WILMINGTON — Educators in Wilmington are currently pursuing several professional development opportunities.
Superintendent of Schools Dr. Glenn Brand outlined the Inclusive Practices Institute, a program sponsored by the Department of Education beginning on Oct. 24. According to Brand, the institute is an intensive program that consists of a large amount of instructional time.
“It all is aiming for the purpose of building our capacity here in the district to implement the Department of Education’s foundations of inclusive practices course, and it centers around professional development,” said Brand.
Committee member David Ragsdale spoke positively about the opportunity.
“I think this is a great opportunity and I appreciate that the people who are attending this are making the commitment to bring (this) knowledge and (these) practices back to our district,” said Ragsdale.

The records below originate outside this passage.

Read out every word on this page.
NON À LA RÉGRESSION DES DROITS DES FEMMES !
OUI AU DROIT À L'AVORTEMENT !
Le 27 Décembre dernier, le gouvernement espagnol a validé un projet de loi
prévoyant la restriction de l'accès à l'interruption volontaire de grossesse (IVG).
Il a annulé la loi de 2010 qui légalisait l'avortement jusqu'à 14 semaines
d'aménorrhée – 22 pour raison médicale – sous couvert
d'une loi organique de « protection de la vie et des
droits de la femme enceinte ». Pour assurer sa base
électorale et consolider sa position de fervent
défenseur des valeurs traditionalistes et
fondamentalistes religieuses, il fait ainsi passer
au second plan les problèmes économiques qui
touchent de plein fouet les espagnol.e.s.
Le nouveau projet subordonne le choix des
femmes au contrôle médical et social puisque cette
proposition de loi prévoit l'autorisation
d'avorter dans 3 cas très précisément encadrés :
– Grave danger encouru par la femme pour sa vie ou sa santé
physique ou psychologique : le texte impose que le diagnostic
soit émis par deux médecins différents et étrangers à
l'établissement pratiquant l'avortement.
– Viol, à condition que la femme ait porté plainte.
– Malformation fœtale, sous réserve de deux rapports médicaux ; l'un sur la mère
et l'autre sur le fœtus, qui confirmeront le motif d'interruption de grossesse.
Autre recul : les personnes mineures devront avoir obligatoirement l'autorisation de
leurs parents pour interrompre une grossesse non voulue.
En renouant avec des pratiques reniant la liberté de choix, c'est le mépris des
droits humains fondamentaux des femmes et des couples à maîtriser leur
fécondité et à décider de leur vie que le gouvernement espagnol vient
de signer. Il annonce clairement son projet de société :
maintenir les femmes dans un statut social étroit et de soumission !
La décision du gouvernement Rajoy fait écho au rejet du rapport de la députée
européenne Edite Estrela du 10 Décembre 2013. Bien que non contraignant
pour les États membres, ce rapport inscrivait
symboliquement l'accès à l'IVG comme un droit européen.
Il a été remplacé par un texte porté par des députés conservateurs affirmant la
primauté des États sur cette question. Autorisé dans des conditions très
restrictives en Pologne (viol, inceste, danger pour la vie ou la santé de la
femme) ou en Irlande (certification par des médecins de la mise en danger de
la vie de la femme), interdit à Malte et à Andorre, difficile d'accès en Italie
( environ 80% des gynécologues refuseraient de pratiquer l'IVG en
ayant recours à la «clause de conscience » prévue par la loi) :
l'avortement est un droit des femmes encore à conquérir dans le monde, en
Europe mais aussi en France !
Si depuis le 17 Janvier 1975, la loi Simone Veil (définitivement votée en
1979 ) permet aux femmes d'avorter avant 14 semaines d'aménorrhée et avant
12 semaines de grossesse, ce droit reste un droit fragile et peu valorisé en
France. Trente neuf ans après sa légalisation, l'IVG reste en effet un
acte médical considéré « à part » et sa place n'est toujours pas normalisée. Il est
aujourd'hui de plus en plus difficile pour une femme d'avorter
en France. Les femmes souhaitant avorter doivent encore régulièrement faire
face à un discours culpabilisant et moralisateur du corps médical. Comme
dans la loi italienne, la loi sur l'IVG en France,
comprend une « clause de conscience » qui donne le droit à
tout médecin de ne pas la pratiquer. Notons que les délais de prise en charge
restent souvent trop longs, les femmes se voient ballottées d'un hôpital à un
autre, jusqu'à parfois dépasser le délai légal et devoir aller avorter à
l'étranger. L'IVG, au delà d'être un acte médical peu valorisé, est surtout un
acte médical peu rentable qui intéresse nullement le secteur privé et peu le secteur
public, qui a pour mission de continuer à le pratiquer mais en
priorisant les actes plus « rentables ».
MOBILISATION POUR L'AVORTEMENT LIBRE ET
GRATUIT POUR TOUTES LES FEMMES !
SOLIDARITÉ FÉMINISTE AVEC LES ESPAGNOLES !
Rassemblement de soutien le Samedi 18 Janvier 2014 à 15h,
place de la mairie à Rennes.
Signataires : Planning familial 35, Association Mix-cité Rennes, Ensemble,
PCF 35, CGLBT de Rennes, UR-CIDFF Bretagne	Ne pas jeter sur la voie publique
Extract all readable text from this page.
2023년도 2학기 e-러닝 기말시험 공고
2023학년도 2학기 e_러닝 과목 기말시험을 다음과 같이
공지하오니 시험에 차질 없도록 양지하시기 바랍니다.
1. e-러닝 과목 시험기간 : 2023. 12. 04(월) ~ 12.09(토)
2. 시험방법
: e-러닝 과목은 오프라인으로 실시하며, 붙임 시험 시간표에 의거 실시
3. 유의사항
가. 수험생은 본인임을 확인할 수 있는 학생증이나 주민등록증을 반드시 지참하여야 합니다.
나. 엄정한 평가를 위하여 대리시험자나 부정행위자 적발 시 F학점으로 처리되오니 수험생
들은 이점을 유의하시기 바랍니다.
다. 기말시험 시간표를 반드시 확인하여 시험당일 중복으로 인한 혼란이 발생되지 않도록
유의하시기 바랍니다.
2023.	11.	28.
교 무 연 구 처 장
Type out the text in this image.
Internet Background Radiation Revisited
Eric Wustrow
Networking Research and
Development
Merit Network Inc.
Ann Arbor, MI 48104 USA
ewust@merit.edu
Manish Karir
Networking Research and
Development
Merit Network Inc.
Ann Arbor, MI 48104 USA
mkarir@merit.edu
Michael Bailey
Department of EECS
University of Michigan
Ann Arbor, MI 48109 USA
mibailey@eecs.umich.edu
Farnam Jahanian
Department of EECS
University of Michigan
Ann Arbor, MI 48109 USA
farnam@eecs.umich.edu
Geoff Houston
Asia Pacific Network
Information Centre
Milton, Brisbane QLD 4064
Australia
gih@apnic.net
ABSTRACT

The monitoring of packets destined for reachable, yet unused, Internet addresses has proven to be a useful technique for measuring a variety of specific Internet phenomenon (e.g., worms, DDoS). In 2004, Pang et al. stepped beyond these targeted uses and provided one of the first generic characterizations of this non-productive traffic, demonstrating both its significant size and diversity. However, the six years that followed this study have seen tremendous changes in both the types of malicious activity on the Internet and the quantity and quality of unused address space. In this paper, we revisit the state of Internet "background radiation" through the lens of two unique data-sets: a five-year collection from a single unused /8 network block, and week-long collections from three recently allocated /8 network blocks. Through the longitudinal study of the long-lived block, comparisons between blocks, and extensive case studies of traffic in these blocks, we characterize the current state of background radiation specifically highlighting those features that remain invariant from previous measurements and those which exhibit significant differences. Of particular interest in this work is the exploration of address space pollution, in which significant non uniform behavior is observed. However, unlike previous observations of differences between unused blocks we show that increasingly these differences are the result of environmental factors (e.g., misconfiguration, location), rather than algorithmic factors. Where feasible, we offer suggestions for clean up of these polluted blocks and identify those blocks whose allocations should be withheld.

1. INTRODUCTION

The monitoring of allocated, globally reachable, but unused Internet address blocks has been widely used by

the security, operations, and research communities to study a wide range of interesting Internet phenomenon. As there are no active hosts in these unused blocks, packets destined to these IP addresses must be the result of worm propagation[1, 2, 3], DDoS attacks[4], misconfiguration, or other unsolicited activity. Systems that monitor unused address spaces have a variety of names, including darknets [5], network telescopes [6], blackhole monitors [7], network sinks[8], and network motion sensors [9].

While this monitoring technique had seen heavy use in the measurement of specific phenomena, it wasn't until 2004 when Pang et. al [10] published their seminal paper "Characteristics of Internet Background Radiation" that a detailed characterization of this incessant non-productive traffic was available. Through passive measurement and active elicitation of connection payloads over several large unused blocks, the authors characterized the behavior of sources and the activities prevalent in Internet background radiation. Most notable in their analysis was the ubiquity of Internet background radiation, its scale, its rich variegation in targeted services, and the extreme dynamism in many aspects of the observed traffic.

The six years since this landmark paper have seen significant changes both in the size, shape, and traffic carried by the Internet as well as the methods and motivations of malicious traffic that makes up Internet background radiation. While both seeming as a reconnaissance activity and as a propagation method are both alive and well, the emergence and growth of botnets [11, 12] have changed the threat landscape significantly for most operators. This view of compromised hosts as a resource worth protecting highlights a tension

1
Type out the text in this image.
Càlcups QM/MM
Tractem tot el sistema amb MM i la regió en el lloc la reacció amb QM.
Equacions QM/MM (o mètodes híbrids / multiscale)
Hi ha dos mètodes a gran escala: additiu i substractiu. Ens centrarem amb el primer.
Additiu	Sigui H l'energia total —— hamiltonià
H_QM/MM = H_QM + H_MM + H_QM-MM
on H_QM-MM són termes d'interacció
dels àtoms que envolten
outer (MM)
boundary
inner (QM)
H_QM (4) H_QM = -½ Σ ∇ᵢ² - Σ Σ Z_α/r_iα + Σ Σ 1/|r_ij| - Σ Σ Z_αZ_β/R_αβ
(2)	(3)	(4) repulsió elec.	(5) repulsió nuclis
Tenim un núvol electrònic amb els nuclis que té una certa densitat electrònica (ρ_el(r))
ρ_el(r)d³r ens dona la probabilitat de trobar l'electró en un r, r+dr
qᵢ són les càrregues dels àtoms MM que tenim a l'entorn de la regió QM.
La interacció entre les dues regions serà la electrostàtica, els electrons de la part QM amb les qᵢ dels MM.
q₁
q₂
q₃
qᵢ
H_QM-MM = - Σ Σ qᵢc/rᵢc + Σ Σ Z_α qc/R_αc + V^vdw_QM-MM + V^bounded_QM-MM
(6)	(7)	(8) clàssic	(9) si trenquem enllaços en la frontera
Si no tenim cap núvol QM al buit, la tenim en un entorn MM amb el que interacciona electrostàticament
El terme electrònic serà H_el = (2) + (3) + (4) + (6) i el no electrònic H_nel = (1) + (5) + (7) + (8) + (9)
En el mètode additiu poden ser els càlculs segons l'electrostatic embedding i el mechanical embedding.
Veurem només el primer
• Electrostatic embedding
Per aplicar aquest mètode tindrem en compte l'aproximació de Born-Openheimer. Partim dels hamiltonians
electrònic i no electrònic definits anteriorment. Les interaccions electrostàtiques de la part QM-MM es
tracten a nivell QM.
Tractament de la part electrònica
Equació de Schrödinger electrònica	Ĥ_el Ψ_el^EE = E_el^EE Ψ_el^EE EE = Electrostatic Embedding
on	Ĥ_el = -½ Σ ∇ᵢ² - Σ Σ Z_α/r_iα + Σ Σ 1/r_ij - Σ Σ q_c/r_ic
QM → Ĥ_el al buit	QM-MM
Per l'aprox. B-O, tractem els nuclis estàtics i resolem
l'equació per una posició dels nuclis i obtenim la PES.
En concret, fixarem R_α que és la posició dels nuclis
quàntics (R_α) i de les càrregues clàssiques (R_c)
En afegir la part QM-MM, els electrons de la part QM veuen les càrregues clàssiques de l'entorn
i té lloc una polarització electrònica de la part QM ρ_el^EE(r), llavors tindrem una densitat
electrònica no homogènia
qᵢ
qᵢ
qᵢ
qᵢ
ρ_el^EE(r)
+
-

In addition to this institute, Brand stated that the schedule had been announced for the full-day professional development program to be held in the district on Nov. 5. According to Brand, Assistant Superintendent Dr. Brian Regan and members of the professional development committee had come up with the course offerings, which range from social media and student anxiety, to executive planning and technology.
Committee member MJ Byrnes noted that the interdisciplinary nature of the sessions tied back to other committee goals.
“I see how each of them can go back to the strategic plan that we’re doing and building those foundations within our classrooms,” Byrnes said.
Ragsdale also spoke positively of the offerings. He noted that many of the instructors came from within the district, and that there was much expertise present in town. He asked why there was not a technology session related to the use of Chromebooks in the classroom.
According to Regan, new director of technology Ken Lord had very minimal time from taking on the role until when a plan would have been needed complete for such a presentation.
“It really was short time, Ken really didn’t get in meeting with (the instructional technology integration specialists) until after school had started,” said Regan. “We weren’t able to pull that together the way we wanted to, this round.”